Over the last decade or so, companies have been looking to “do well by doing good” with their health-care provisions: to cut the amount they spend on health insurance, and lose to absenteeism, by encouraging employees to take better care of themselves. A recent study by Rand found that in 2012, about half of employers with at least 50 employees -- and more than 90 percent of those with more than 50,000 -- had one of these programs in place.

They range from discounted gym memberships and wellness workshops to ultimatums; the Cleveland Clinic monitors its employees' blood levels for various conditions, and it won’t have sugared soda on its campuses. Moreover, the legendary institution refuses to hire smokers, and it forced those already working for them to quit -- smoking, or the job. There are also programs that focus on the behavior of people with expensive chronic conditions such as diabetes or asthma. Usually these involve a nurse regularly reaching out to these patients, cajoling them into taking their medication and monitoring their symptoms, and possibly catching potential problems early.

Such programs should reduce a company’s health-care spending.
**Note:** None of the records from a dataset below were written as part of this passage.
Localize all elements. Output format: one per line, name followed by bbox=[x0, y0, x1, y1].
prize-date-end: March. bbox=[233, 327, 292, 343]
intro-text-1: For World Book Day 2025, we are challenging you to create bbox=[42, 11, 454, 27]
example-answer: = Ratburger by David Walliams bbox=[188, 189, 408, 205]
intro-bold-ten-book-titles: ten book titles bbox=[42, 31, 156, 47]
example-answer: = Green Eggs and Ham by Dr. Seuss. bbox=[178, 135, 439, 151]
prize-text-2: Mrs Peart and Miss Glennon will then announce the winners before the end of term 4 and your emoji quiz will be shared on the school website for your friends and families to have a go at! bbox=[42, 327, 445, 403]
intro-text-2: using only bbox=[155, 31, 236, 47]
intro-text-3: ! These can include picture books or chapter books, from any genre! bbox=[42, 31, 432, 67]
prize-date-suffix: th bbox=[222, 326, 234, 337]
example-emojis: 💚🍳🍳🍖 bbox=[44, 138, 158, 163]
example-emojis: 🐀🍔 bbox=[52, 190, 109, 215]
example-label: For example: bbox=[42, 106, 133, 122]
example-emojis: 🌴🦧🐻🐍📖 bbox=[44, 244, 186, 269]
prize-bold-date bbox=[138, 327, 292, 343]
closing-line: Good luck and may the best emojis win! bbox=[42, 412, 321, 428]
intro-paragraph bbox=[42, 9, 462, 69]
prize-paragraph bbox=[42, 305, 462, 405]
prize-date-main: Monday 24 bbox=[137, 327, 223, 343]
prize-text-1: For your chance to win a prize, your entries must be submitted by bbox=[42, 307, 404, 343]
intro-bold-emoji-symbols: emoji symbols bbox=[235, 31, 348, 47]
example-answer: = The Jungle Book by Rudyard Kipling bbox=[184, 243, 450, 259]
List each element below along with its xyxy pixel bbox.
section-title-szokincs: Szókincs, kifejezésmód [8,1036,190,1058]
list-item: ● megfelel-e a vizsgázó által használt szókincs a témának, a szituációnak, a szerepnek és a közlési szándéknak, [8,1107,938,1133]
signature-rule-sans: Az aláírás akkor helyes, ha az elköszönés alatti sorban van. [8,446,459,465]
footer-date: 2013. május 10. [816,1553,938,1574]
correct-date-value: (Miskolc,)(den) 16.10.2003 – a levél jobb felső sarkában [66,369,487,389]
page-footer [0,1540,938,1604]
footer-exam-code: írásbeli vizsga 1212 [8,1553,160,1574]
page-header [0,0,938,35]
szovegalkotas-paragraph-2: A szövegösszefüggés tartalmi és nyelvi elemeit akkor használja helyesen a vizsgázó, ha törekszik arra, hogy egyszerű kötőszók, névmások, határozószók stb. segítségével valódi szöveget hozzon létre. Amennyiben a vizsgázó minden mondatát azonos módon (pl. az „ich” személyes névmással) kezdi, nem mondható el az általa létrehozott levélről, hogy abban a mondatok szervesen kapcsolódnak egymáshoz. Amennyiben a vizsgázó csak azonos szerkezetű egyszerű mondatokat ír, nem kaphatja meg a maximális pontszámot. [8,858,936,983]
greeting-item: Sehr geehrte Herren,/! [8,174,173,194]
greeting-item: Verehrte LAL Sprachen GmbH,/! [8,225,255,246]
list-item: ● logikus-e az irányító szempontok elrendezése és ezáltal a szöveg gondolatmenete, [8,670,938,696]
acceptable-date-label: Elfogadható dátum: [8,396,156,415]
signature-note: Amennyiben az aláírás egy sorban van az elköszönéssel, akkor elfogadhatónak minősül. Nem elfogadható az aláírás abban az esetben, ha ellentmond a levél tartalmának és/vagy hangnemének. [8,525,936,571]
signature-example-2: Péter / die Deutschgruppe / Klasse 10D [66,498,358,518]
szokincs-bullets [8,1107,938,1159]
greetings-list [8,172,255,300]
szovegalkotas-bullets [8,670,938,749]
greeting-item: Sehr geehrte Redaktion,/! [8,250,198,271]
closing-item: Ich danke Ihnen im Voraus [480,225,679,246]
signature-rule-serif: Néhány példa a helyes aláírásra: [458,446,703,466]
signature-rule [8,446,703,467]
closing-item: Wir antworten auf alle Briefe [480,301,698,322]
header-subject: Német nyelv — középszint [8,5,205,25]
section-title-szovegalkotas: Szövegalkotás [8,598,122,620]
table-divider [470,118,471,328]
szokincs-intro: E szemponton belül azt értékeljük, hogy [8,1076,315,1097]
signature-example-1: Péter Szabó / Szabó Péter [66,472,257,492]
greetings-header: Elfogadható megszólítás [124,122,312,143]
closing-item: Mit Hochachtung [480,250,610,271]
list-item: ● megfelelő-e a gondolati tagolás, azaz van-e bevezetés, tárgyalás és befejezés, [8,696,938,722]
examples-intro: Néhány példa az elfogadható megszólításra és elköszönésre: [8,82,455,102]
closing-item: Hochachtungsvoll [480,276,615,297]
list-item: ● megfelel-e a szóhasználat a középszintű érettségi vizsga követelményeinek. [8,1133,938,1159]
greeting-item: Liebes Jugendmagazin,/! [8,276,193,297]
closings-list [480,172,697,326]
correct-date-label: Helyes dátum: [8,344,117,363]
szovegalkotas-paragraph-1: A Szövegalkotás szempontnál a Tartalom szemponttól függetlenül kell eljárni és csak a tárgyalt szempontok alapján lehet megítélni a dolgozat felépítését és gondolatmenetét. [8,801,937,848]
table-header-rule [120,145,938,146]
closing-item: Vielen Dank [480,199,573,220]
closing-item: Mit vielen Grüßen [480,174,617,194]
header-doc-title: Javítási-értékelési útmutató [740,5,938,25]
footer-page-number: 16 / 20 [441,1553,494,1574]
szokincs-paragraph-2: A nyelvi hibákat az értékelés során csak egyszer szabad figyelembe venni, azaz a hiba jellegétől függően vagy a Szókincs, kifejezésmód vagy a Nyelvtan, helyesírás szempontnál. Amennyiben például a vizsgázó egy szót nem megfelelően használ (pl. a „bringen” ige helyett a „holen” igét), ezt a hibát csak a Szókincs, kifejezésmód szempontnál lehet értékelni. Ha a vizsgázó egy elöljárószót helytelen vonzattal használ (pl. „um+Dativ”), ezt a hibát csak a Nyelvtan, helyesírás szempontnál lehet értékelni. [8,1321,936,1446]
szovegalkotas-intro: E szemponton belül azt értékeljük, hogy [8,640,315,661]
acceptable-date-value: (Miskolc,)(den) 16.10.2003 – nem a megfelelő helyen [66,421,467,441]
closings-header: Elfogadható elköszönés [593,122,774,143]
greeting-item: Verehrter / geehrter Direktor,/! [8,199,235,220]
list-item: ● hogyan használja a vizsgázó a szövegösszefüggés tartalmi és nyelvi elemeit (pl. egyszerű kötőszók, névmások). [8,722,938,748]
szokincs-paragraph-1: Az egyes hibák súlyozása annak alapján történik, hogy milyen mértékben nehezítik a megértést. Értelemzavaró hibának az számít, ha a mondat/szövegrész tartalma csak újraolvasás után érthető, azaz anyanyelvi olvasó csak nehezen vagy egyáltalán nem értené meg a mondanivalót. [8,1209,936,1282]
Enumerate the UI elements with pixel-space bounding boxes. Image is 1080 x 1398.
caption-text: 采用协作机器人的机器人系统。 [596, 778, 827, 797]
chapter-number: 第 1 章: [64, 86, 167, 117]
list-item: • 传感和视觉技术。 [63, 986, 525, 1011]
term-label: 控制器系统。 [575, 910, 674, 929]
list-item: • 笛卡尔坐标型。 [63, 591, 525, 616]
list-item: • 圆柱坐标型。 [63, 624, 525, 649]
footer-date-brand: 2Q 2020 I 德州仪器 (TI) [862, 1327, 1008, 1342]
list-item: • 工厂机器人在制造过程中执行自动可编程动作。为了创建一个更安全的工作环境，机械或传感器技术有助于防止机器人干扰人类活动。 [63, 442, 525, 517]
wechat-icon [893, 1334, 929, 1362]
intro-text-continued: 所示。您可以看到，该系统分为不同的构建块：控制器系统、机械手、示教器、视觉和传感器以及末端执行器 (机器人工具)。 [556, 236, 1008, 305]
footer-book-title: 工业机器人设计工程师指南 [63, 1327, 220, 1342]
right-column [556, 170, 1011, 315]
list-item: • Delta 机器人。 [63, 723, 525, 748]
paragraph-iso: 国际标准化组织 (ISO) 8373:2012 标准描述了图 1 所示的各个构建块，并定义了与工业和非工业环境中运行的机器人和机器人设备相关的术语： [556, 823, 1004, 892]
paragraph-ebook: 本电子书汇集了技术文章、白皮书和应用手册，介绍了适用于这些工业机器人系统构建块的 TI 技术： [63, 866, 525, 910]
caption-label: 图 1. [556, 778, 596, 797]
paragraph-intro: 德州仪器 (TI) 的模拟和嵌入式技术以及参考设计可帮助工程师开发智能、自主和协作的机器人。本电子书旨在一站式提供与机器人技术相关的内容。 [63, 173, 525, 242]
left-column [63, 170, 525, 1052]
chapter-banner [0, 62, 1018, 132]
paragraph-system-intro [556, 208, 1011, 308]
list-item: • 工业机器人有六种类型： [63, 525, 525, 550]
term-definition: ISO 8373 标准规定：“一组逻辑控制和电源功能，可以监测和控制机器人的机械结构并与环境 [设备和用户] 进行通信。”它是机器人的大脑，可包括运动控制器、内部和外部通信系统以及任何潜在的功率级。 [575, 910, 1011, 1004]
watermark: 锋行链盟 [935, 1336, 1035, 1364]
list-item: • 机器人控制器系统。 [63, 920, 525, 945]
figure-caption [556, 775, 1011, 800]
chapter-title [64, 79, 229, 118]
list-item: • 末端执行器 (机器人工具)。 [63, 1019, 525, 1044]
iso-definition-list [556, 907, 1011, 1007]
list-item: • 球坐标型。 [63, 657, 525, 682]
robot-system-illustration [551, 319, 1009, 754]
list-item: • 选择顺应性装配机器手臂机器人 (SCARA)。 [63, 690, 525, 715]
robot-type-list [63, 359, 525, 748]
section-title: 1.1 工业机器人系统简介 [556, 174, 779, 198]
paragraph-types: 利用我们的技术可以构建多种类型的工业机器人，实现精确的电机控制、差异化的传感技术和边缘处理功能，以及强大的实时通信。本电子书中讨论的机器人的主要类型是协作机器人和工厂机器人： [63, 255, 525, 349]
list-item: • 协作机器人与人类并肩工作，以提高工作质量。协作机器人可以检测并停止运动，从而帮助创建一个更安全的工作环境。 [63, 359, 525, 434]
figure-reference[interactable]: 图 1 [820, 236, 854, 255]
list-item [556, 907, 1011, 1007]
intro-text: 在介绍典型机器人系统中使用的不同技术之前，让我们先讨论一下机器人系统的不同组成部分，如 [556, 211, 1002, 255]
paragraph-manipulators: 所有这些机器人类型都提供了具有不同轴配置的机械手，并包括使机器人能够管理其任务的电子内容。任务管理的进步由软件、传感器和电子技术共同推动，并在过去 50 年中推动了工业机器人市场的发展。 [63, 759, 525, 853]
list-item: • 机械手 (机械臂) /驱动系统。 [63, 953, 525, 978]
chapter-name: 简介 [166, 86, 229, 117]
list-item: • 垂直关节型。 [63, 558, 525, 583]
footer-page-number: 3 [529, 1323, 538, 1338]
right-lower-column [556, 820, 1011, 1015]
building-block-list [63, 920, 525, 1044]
But until now, we haven’t had data showing whether they actually do.

Rand researchers have now released an article in Health Affairs that takes an in-depth look at PepsiCo Inc.’s Healthy Living program, which features both kinds of intervention: one aimed at encouraging all its employees to live healthier, and one that focuses on people who are managing chronic conditions. Unfortunately, it’s not a randomized controlled trial. But nonetheless, it does provide some information about what works, and what may not, in wellness interventions.

Credit: Health Affairs, "Managing Manifest Diseases, But Not Health Risks, Saved PepsiCo Money Over Seven Years"
Credit: Health Affairs, "Managing Manifest Diseases, But Not Health Risks, Saved PepsiCo Money Over Seven Years"

All the usual caveats apply: We don’t know that the people who participated in Pepsi’s wellness program aren’t somehow systematically different (like, more likely to test their blood sugar and take their blood pressure pills) than people who didn’t. You don’t want to run out and spend billions on disease management on the basis of these results.

What you might want to do is reassess your spending on general “wellness” -- at least, if what you’re trying to do is save money on health-care costs. These results make a certain amount of sense, after all. For people who don’t already have diabetes or hypertension or high cholesterol, exercise and eating better may provide benefits … but those benefits are likely to be decades away. At which point the employee may be working for someone else.

That doesn’t mean you should get rid of the gym discounts and the smoking-cessation help. Quitting smoking is good for people. So is exercising. Exhorting people to be healthier may not have all that much effect, but making it marginally easier to do so may really help people who are looking to make a change. Companies provide all sorts of benefits to their employees, and there’s no reason that this shouldn’t be one.

But understand that this benefit you’re providing your employee is for their benefit, like life insurance. If these results are correct, it’s probably not going to make the shareholders better off.